Mergers & Acquisitions Are Changing the Hospital Landscape
HealthDecember 04, 2018

Mergers & acquisitions are changing the hospital landscape

With the recent trend towards consolidation, learn 3 benefits of hospital mergers and how this affects costs.
Across the country, hospitals are turning to mergers, affiliations, and partnerships to navigate the changing health care landscape. Health system mergers and acquisitions are key indications of which health systems are thriving and which are falling behind. 

The consolidation, purchase, or sale of a healthcare facility can aid in lowering costs, increasing patient satisfaction, and expanding the number of services a provider can offer.

In 2017 alone, Definitive Healthcare—a consulting company that analyzes hospital data—tracked more than 300 mergers and acquisitions. Collectively, the top 10 health systems manage over 1,100 hospitals, or slightly over 15 percent of all hospitals managed by health systems. The top health systems also manage a total of 160,900 hospital beds, or approximately 17 percent of all health system beds.

Measuring success

But as popular as mergers and partnerships have become—and as necessary as they may be in some cases—determining whether a merger is a success or failure is difficult. For many, the principal concern is how the new partnership will affect patients. Again, the answer is not always clear.
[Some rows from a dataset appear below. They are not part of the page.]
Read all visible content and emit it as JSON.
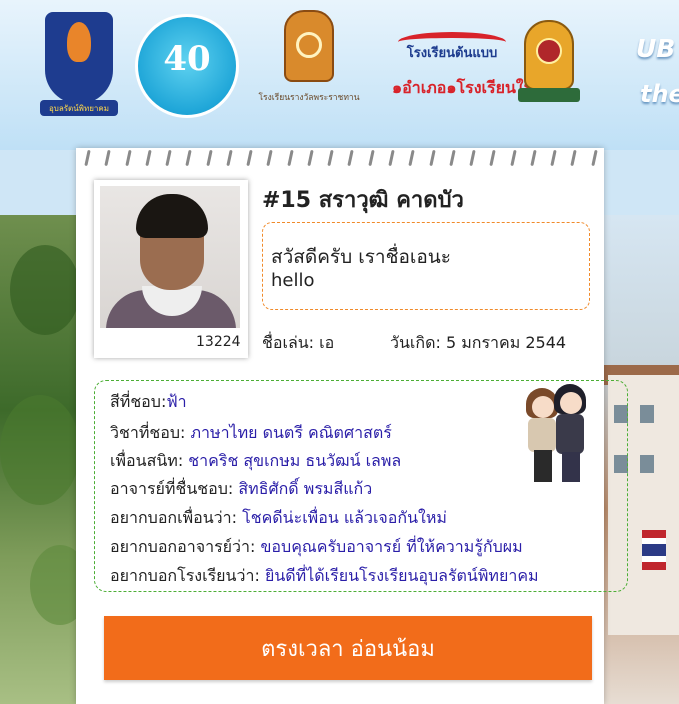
{
  "header": {
    "logos": [
      {
        "name": "school-emblem",
        "caption": "อุบลรัตน์พิทยาคม"
      },
      {
        "name": "anniversary-40",
        "number": "40"
      },
      {
        "name": "royal-award-school",
        "caption": "โรงเรียนรางวัลพระราชทาน"
      },
      {
        "name": "model-school",
        "line1": "โรงเรียนต้นแบบ",
        "line2": "๑อำเภอ๑โรงเรียนในฝัน"
      },
      {
        "name": "obec-emblem"
      }
    ],
    "tagline_line1": "UB",
    "tagline_line2": "the"
  },
  "profile": {
    "number": "#15",
    "full_name": "สราวุฒิ คาดบัว",
    "student_id": "13224",
    "message_line1": "สวัสดีครับ เราชื่อเอนะ",
    "message_line2": "hello",
    "nickname_label": "ชื่อเล่น:",
    "nickname_value": "เอ",
    "birthday_label": "วันเกิด:",
    "birthday_value": "5 มกราคม 2544"
  },
  "favorites": [
    {
      "label": "สีที่ชอบ:",
      "value": "ฟ้า"
    },
    {
      "label": "วิชาที่ชอบ:",
      "value": "ภาษาไทย ดนตรี คณิตศาสตร์"
    },
    {
      "label": "เพื่อนสนิท:",
      "value": "ชาคริช   สุขเกษม ธนวัฒน์ เลพล"
    },
    {
      "label": "อาจารย์ที่ชื่นชอบ:",
      "value": "สิทธิศักดิ์ พรมสีแก้ว"
    },
    {
      "label": "อยากบอกเพื่อนว่า:",
      "value": "โชคดีน่ะเพื่อน แล้วเจอกันใหม่"
    },
    {
      "label": "อยากบอกอาจารย์ว่า:",
      "value": "ขอบคุณครับอาจารย์ ที่ให้ความรู้กับผม"
    },
    {
      "label": "อยากบอกโรงเรียนว่า:",
      "value": "ยินดีที่ได้เรียนโรงเรียนอุบลรัตน์พิทยาคม"
    }
  ],
  "action_button": {
    "label": "ตรงเวลา อ่อนน้อม"
  },
  "colors": {
    "accent_orange": "#f26c1a",
    "value_blue": "#2a1ea8",
    "dashed_green": "#4cae35",
    "dashed_orange": "#f08a2a"
  }
}
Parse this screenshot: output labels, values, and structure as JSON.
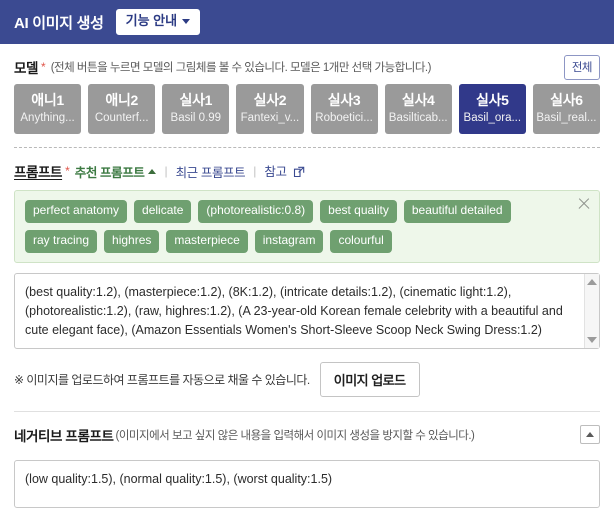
{
  "header": {
    "title": "AI 이미지 생성",
    "guide_button": "기능 안내",
    "bar_color": "#3b4a91"
  },
  "model_section": {
    "label": "모델",
    "required_mark": "*",
    "hint": "(전체 버튼을 누르면 모델의 그림체를 볼 수 있습니다. 모델은 1개만 선택 가능합니다.)",
    "all_button": "전체",
    "selected_index": 4,
    "selected_color": "#31398a",
    "card_color": "#9a9a9a",
    "cards": [
      {
        "title": "애니1",
        "subtitle": "Anything..."
      },
      {
        "title": "애니2",
        "subtitle": "Counterf..."
      },
      {
        "title": "실사1",
        "subtitle": "Basil 0.99"
      },
      {
        "title": "실사2",
        "subtitle": "Fantexi_v..."
      },
      {
        "title": "실사3",
        "subtitle": "Roboetici..."
      },
      {
        "title": "실사4",
        "subtitle": "Basilticab..."
      },
      {
        "title": "실사5",
        "subtitle": "Basil_ora..."
      },
      {
        "title": "실사6",
        "subtitle": "Basil_real..."
      }
    ]
  },
  "prompt_section": {
    "label": "프롬프트",
    "required_mark": "*",
    "suggested_link": "추천 프롬프트",
    "recent_link": "최근 프롬프트",
    "reference_link": "참고",
    "tag_panel_color": "#eef7ea",
    "tag_color": "#6fa070",
    "tags": [
      "perfect anatomy",
      "delicate",
      "(photorealistic:0.8)",
      "best quality",
      "beautiful detailed",
      "ray tracing",
      "highres",
      "masterpiece",
      "instagram",
      "colourful"
    ],
    "value": "(best quality:1.2), (masterpiece:1.2), (8K:1.2), (intricate details:1.2), (cinematic light:1.2), (photorealistic:1.2), (raw, highres:1.2), (A 23-year-old Korean female celebrity with a beautiful and cute elegant face), (Amazon Essentials Women's Short-Sleeve Scoop Neck Swing Dress:1.2)",
    "placeholder": ""
  },
  "upload_section": {
    "note": "※ 이미지를 업로드하여 프롬프트를 자동으로 채울 수 있습니다.",
    "button": "이미지 업로드"
  },
  "negative_section": {
    "label": "네거티브 프롬프트",
    "hint": "(이미지에서 보고 싶지 않은 내용을 입력해서 이미지 생성을 방지할 수 있습니다.)",
    "value": "(low quality:1.5), (normal quality:1.5), (worst quality:1.5)",
    "placeholder": ""
  }
}
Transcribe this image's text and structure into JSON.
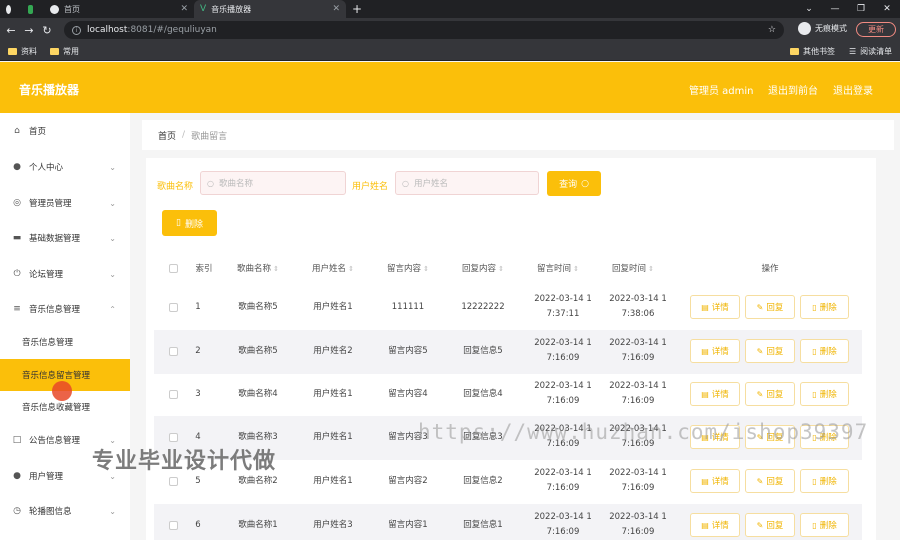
{
  "browser": {
    "tabs": [
      {
        "title": ""
      },
      {
        "title": ""
      },
      {
        "title": "首页"
      },
      {
        "title": "音乐播放器"
      }
    ],
    "url_host": "localhost",
    "url_path": ":8081/#/gequliuyan",
    "incognito_label": "无痕模式",
    "update_label": "更新",
    "bookmarks": [
      "资料",
      "常用"
    ],
    "other_bookmarks": "其他书签",
    "reading_list": "阅读清单"
  },
  "header": {
    "title": "音乐播放器",
    "admin": "管理员 admin",
    "back_to_home": "退出到前台",
    "logout": "退出登录"
  },
  "sidebar": {
    "items": [
      {
        "label": "首页",
        "icon": "home-icon"
      },
      {
        "label": "个人中心",
        "icon": "user-icon"
      },
      {
        "label": "管理员管理",
        "icon": "compass-icon"
      },
      {
        "label": "基础数据管理",
        "icon": "printer-icon"
      },
      {
        "label": "论坛管理",
        "icon": "power-icon"
      },
      {
        "label": "音乐信息管理",
        "icon": "menu-icon"
      },
      {
        "label": "公告信息管理",
        "icon": "box-icon"
      },
      {
        "label": "用户管理",
        "icon": "user-icon"
      },
      {
        "label": "轮播图信息",
        "icon": "clock-icon"
      }
    ],
    "sub_items": [
      {
        "label": "音乐信息管理"
      },
      {
        "label": "音乐信息留言管理"
      },
      {
        "label": "音乐信息收藏管理"
      }
    ]
  },
  "breadcrumb": {
    "home": "首页",
    "current": "歌曲留言"
  },
  "search": {
    "song_label": "歌曲名称",
    "song_placeholder": "歌曲名称",
    "user_label": "用户姓名",
    "user_placeholder": "用户姓名",
    "query_button": "查询"
  },
  "toolbar": {
    "delete_button": "删除"
  },
  "table": {
    "headers": [
      "索引",
      "歌曲名称",
      "用户姓名",
      "留言内容",
      "回复内容",
      "留言时间",
      "回复时间",
      "操作"
    ],
    "actions": {
      "detail": "详情",
      "reply": "回复",
      "delete": "删除"
    },
    "rows": [
      {
        "index": "1",
        "song": "歌曲名称5",
        "user": "用户姓名1",
        "message": "111111",
        "reply": "12222222",
        "msg_time_1": "2022-03-14 1",
        "msg_time_2": "7:37:11",
        "reply_time_1": "2022-03-14 1",
        "reply_time_2": "7:38:06"
      },
      {
        "index": "2",
        "song": "歌曲名称5",
        "user": "用户姓名2",
        "message": "留言内容5",
        "reply": "回复信息5",
        "msg_time_1": "2022-03-14 1",
        "msg_time_2": "7:16:09",
        "reply_time_1": "2022-03-14 1",
        "reply_time_2": "7:16:09"
      },
      {
        "index": "3",
        "song": "歌曲名称4",
        "user": "用户姓名1",
        "message": "留言内容4",
        "reply": "回复信息4",
        "msg_time_1": "2022-03-14 1",
        "msg_time_2": "7:16:09",
        "reply_time_1": "2022-03-14 1",
        "reply_time_2": "7:16:09"
      },
      {
        "index": "4",
        "song": "歌曲名称3",
        "user": "用户姓名1",
        "message": "留言内容3",
        "reply": "回复信息3",
        "msg_time_1": "2022-03-14 1",
        "msg_time_2": "7:16:09",
        "reply_time_1": "2022-03-14 1",
        "reply_time_2": "7:16:09"
      },
      {
        "index": "5",
        "song": "歌曲名称2",
        "user": "用户姓名1",
        "message": "留言内容2",
        "reply": "回复信息2",
        "msg_time_1": "2022-03-14 1",
        "msg_time_2": "7:16:09",
        "reply_time_1": "2022-03-14 1",
        "reply_time_2": "7:16:09"
      },
      {
        "index": "6",
        "song": "歌曲名称1",
        "user": "用户姓名3",
        "message": "留言内容1",
        "reply": "回复信息1",
        "msg_time_1": "2022-03-14 1",
        "msg_time_2": "7:16:09",
        "reply_time_1": "2022-03-14 1",
        "reply_time_2": "7:16:09"
      }
    ]
  },
  "watermarks": {
    "url": "https://www.huzhan.com/ishop39397",
    "text": "专业毕业设计代做"
  },
  "colors": {
    "accent": "#fbbf0a",
    "cursor": "#e84828"
  }
}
The Robert Wood Johnson Foundation (RWJF) found in 2012 that hospital mergers generally resulted in higher prices, sometimes by more than 20 percent in already concentrated markets. A 2016 Northwestern University Kellogg School of Management study found that cross-market mergers result in price increases of between 6 and 10 percent, even if the hospitals are more than 90 minutes apart. For example, if two hospitals merge into one like a marriage, on average costs are lower, but nothing happens when it comes to quality. Using that same analogy, if hospitals merge and operate as separate systems, similar to a couple getting married but living in separate houses, costs often go up and quality remains the same or decreases.

3 reasons why merging is advantageous

1. Mergers are seen as a way to help struggling hospitals through tough times. Small, not-for-profit and other types of hospitals seek mergers for a range of reasons as the atmosphere to stay afloat grows tougher. Not-for-profit hospitals throughout the U.S. are reducing unprofitable services while expanding more lucrative lines to help protect margins. Some of the money-losing services that have been reduced include behavioral health and patient education services, while investing in services that deliver profits like neuro-surgery and interventional cardiology.

When merging with a larger system, smaller facilities can get help with capital needs, as well as technology and infrastructure upgrades.

2. Smaller hospitals can learn and develop new healthcare models. Covering uninsured patients’ expenses, coping with diminishing government reimbursements, and the challenges of healthcare reform are forcing hospitals everywhere to look at cost effective ways of managing care. Merging plays an important role in allowing hospitals to experiment with innovative new forms of healthcare, such as the accountable care organization.

3. Merging can strengthen a facility’s relations with the community. A hospital serves its community and in doing so should keep the community informed on the development of a merger. If a hospital changes from nonprofit to for-profit, for example, it can result in reduced charity care and the ability to meet other local needs. Other issues may arise if a religious-based hospital system merges with a non-affiliated system. Mergers and acquisitions can help with community health needs as well as the possibility of new service lines.

Hospital mergers allow for integration of patients’ care through new healthcare models, the ability to take on the financial risk tied with overseeing groups of patients, and the ability to continue providing care to patients in the community.

If your facility is involved in a merger, look for the positives that new ideas can bring.